[lit-ideas] Re: Muhammed and the Giant Peach
- From: "Andreas Ramos" <andreas@xxxxxxxxxxx>
- To: <lit-ideas@xxxxxxxxxxxxx>
- Date: Sat, 4 Feb 2006 14:24:46 -0800
http://www.theglobeandmail.com/servlet/ArticleNews/TPStory/LAC/20060204/ECARTOON04/TPComment/Editorials
(Canadian newspaper)
Even more disturbing has been the reaction of (Arab) governments, several of which have
recalled their ambassadors or registered other diplomatic protests. Seventeen Arab countries
have called on Denmark's government to punish the newspaper, an absurd thing to ask of a
democratic country that guarantees free speech.

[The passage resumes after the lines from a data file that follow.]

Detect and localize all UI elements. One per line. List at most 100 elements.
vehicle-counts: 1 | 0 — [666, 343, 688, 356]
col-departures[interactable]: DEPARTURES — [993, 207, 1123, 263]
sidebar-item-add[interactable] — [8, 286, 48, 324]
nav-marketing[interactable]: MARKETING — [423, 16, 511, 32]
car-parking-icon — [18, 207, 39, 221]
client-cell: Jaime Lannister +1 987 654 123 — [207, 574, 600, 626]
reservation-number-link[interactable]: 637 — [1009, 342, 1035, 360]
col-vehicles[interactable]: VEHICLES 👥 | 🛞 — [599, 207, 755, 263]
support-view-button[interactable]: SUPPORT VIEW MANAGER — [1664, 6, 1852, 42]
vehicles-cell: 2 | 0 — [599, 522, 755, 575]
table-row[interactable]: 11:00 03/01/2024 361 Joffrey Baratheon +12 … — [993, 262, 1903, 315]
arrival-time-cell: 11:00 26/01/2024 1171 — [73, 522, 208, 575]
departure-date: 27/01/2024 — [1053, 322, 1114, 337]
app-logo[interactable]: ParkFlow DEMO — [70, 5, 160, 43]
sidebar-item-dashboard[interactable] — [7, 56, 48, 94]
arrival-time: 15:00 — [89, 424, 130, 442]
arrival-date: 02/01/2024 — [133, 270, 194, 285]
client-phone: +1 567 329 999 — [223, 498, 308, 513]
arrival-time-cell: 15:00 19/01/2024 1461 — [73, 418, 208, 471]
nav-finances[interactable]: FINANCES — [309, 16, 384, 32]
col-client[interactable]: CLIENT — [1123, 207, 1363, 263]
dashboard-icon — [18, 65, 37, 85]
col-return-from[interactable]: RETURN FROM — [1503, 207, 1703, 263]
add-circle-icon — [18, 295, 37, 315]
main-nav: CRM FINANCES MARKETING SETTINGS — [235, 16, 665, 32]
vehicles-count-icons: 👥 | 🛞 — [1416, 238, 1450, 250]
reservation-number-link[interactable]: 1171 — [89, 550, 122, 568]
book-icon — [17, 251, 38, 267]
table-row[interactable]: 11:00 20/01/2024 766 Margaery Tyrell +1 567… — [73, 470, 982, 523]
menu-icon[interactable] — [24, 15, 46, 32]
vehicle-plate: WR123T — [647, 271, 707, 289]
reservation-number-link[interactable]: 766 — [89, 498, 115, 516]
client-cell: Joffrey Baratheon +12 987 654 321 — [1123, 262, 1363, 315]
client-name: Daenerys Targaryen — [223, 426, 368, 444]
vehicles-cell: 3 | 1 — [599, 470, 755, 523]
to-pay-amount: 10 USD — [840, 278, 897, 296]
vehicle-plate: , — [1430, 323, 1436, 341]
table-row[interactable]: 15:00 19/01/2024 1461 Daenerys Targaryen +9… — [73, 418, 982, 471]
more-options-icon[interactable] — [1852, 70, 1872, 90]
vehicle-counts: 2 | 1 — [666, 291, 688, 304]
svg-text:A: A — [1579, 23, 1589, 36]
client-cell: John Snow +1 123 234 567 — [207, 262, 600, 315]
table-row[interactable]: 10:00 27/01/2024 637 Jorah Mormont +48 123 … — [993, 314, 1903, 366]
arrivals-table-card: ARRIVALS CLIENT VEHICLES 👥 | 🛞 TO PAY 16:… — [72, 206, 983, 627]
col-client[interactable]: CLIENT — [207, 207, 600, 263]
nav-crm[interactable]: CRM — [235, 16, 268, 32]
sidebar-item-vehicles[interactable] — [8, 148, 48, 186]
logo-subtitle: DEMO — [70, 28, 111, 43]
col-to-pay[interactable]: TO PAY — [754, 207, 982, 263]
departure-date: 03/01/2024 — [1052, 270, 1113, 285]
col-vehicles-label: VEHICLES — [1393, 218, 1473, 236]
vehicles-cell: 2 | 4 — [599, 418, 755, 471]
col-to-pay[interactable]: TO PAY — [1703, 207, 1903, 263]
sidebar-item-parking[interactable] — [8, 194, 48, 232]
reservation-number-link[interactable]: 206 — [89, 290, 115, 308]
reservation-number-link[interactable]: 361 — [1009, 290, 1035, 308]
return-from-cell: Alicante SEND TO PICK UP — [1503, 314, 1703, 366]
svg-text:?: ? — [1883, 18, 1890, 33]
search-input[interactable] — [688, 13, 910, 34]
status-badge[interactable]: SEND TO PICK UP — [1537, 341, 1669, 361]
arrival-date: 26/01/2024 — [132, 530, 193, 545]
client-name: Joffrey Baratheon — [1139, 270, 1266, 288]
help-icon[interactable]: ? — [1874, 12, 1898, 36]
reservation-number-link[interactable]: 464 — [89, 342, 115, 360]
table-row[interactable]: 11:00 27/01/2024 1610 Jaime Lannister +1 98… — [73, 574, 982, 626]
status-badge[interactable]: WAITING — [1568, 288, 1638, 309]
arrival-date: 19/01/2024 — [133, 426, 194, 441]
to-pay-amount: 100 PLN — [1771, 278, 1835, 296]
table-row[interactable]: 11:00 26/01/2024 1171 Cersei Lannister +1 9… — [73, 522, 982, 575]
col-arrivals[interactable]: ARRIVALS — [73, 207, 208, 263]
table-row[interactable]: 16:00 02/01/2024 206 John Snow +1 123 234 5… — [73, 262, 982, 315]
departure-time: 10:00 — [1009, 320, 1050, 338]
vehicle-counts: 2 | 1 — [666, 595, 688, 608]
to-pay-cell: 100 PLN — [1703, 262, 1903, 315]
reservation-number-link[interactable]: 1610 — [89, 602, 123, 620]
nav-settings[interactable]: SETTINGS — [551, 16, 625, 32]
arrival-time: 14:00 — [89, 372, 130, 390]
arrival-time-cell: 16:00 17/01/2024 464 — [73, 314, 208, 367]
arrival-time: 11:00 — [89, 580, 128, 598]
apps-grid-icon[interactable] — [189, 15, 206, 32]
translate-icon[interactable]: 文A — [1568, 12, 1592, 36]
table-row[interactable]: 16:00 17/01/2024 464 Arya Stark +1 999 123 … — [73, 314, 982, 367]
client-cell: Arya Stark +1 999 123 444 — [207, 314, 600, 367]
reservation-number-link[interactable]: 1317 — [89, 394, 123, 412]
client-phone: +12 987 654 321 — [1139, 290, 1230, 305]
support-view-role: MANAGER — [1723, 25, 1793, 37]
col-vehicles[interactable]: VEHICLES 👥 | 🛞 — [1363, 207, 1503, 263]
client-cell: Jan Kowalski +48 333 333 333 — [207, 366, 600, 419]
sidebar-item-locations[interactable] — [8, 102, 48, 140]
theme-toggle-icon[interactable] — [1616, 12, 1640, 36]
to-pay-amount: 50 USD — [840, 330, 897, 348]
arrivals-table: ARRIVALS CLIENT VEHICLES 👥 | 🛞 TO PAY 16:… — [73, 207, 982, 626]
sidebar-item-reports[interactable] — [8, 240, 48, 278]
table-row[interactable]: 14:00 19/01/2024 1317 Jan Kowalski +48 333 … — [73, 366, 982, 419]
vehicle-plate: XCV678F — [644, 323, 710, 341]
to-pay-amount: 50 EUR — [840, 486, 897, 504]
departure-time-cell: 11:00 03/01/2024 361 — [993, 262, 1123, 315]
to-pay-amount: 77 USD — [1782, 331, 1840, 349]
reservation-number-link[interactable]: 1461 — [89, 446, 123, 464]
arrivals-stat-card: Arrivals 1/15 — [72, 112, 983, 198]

The uproar underlines an alarming tendency in Islamic societies to lash out at the West at
the slightest provocation. When a few simple drawings, however controversial, can trigger
outrage from Cairo to Kuala Lumpur, it is clear that something is askew in the psyche of a
civilization. To put it plainly, the Islamic world has a chip on its shoulder.
It is commonplace in the Islamic countries to blame the West for nearly everything that goes
wrong, from the Israeli occupation of the West Bank to the wealth gap between Muslim and
Western countries. Anti-Americanism is rife, anti-Semitism all too common. When Iran's
President called the Holocaust a myth, many people in Arab countries quietly nodded in
agreement. Bernard Lewis, a British scholar of Islamic history, calls this "a twilight world
of neurotic fantasies, conspiracy theories, scapegoating and so on."
In truth, most of the Islamic world's problems -- from economic stagnation to political
paralysis, from the oppression of women to the poor level of education -- are homegrown. By
and large, these societies have failed to come to grips with the modern world and as a
result have fallen far behind much of the rest of the planet. Out of this failure to keep up
springs a keen sense of grievance that does nothing to help them progress.
As Prof. Lewis has written, "If the peoples of the Middle East continue on their present
path, the suicide bomber may become a metaphor for the whole region, and there will be no
escape from a downward spiral of hate and spite, rage and self-pity, poverty and
oppression." But "if they can abandon grievance and victimhood, settle their differences,
and join their talents, energies, and resources in a common creative endeavour, then they
can once again make the Middle East, in modern times as it was in antiquity and in the
Middle Ages, a major centre of civilization."
The choice, says Prof. Lewis, is theirs alone.